The ongoing and controversial debate surrounding social assistance rights for economically inactive Union migrants has taken a new turn, as the Court of Justice of the EU recently delivered its judgment in the case of Alimanovic , holding that a German law automatically precluding all jobseekers from claiming social assistance is permissible under EU law. This includes those jobseekers who have previously been in employment, provided that they do not retain ‘worker status’ under Directive 2004/38.
Ms Alimanovic and her 16 year old daughter, both Swedish nationals residing in Germany, had been employed in temporary positions for 11 months before losing their jobs. Whilst under the Directive Ms Alimanovic and her daughter were entitled to keep the status of worker for a minimum of six months, it was held that after this period they could again be refused social assistance as Directive 2004/38 itself sufficiently allows for the retention of ‘worker status’ for those involuntarily unemployed, and takes into account a number of factors related to the individual situation of the person in question. Thus, such a system of automatic refusal, the Court argued, guarantees “a sufficient level of legal certainty and transparency … while complying with the principle of proportionality”.

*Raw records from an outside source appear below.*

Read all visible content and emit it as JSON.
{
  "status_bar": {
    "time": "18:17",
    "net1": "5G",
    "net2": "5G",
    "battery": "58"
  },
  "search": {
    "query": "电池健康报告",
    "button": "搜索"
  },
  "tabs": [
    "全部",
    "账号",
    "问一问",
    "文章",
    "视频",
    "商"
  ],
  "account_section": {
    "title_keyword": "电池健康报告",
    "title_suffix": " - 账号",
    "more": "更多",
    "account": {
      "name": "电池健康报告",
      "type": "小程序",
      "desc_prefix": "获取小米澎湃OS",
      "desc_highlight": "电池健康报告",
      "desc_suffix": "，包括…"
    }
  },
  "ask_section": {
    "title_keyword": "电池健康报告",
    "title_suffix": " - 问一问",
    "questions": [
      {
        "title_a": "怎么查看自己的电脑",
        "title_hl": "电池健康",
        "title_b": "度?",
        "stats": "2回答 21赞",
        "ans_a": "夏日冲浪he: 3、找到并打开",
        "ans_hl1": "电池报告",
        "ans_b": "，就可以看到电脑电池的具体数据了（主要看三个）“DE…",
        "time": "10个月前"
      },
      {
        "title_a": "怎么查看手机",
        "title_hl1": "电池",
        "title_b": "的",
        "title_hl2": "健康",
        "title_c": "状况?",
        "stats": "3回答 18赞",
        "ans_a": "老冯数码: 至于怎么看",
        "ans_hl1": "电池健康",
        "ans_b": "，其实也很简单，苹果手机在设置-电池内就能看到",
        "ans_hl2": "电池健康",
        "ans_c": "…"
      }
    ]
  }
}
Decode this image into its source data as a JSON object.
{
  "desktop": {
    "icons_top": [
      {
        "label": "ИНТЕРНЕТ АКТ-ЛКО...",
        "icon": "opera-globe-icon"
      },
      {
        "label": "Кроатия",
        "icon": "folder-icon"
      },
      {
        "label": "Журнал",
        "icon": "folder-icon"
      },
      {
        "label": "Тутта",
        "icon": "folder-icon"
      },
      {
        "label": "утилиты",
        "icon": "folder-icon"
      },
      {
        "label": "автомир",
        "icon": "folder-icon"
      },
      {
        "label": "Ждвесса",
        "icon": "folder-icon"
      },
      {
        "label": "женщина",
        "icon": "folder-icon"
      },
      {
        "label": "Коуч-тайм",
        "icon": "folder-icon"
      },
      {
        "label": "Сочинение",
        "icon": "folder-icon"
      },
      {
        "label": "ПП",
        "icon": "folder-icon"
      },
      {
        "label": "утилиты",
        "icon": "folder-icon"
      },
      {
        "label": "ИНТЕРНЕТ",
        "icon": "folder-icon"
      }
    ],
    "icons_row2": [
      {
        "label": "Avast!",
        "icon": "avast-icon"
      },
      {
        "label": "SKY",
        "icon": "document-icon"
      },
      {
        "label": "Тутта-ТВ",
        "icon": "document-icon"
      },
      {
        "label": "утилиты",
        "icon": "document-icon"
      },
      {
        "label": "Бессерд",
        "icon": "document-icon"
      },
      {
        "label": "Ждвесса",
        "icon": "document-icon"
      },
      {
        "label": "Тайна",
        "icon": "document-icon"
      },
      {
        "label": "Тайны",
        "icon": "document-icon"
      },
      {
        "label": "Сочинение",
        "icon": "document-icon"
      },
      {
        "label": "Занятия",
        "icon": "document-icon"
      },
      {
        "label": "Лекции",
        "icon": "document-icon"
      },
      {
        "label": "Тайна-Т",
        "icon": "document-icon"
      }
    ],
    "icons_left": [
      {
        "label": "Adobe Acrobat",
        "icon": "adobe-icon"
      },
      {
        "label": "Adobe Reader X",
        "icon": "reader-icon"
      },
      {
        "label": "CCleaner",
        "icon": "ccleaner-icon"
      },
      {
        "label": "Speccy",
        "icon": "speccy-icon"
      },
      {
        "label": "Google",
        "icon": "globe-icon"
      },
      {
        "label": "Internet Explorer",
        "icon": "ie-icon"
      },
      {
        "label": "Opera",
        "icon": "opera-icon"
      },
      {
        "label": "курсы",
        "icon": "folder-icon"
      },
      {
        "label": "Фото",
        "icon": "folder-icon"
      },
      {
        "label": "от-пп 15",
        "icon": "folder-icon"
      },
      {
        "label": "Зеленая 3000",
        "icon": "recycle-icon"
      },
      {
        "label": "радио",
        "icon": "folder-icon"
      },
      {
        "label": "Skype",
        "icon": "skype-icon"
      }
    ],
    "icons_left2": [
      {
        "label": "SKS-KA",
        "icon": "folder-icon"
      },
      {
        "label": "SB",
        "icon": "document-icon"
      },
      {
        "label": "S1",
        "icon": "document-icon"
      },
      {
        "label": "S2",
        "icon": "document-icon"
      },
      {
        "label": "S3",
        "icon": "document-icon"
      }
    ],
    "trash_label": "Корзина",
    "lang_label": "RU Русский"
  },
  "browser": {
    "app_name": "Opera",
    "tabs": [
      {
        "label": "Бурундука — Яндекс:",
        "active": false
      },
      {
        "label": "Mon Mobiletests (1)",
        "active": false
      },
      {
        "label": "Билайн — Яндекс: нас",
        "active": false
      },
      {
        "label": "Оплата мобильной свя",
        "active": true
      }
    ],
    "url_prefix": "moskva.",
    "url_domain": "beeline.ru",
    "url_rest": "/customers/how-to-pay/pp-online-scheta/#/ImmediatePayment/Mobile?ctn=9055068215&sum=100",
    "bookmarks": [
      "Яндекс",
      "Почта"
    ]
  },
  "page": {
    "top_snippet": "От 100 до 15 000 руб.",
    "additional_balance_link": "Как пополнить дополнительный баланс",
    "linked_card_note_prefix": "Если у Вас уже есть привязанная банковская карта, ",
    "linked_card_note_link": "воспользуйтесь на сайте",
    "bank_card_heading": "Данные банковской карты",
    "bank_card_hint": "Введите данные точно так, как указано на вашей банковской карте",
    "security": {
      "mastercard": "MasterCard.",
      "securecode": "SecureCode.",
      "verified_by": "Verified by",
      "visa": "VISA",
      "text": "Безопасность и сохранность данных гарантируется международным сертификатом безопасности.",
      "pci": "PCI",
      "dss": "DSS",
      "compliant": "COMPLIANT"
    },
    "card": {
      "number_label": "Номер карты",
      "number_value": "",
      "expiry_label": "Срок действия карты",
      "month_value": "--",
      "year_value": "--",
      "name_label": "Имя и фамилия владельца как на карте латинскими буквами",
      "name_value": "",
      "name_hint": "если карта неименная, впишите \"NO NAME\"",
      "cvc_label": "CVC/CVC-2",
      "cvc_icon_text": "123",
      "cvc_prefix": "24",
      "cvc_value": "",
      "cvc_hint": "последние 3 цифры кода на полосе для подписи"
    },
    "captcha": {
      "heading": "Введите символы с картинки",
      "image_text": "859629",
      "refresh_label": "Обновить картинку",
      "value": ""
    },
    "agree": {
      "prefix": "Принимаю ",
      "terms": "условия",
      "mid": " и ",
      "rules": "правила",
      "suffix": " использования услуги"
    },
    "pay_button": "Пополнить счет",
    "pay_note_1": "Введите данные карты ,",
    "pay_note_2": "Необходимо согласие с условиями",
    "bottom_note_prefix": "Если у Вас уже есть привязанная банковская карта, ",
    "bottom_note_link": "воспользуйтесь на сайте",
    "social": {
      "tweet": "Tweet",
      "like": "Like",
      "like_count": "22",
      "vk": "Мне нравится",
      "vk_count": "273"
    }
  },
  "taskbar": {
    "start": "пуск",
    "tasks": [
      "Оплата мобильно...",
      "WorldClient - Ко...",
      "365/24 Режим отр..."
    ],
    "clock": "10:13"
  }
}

Whilst certainly ensuring a higher level of legal certainty, placing so much emphasis on this system as laid out in the Directive does open up the Court’s approach to criticism. Firstly, the Directive does not take into account all the relevant factors necessary to determine when an individual retains worker status. For example, recently in the case of Saint-Prix the Court was forced to add pregnancy to the factors to be considered, provided that the individual “returns to work or finds another job within a reasonable period”. Another problem is the arbitrary distinction between more and less than 12 months’ employment, which can have severe consequences for those concerned. Alimanovic demonstrates that after less than 12 months’ employment Directive 2004/38 will only provide for 6 months of retaining worker status, after which the individual will once again be classified as a jobseeker again and can be refused social assistance. Conversely, after a period of over 12 months’ employment, it is suggested that under the Directive they will be entitled to maintain worker status indefinitely, or at least for the five year period necessary to obtain ‘long-term residence status’ under the Directive, which also entitles the individual to social assistance as long as they reside in the country.
Perhaps the most problematic of all, however, is that by systematically denying social assistance from all jobseekers the Court is denying any kind of individual assessment as to the personal circumstances of the individual, and effectively ignoring whether the granting of social assistance would actually constitute an “unreasonable burden” on the Member State’s social assistance system. This is starkly different from the Court’s case-law concerning economically inactive Union citizens who claim a right of residence based on having sufficient resources. In Brey and Dano, the Court held that national authorities must at least assess the individual’s financial position before rejecting social assistance. Consequently, these persons are actually entitled to a higher level of protection under Directive 2004/38, despite the fact that jobseekers such as Ms Alimanovic have already participated in the labour market of the host-society, and may well have also demonstrated a significant level of integration. In coming to this conclusion, the Court completely ignored the Opinion of Advocate General Wathlelet, who considered that it would be contrary to EU law to automatically refuse social assistance without providing the jobseeker with the opportunity to demonstrate a “genuine link” with the host-Member State, considering both family circumstances and previous engagement with the host-society’s labour market.
So what is left for jobseekers seeking to claim social assistance? They may find some basic level of protection within the Charter of Fundamental Rights of the European Union, such as the right to family life or the rights of the child. The circumstances of Alimanovic would have made it much harder for the Court to dismiss the question of the Charter’s applicability, as it did in the case of Dano. The Court explicitly stated that Ms Alimanovic had a right of residence under the Directive, however social assistance could be refused on the basis of the derogation contained in Article 24 (2) thereof. Given that derogations have already been held to constitute the implementation of EU law under Article 51 of the Charter, it would seem undeniable that the Charter is applicable in these situations. However, whether invoking the Charter would have changed the result in Alimanovic is a different story.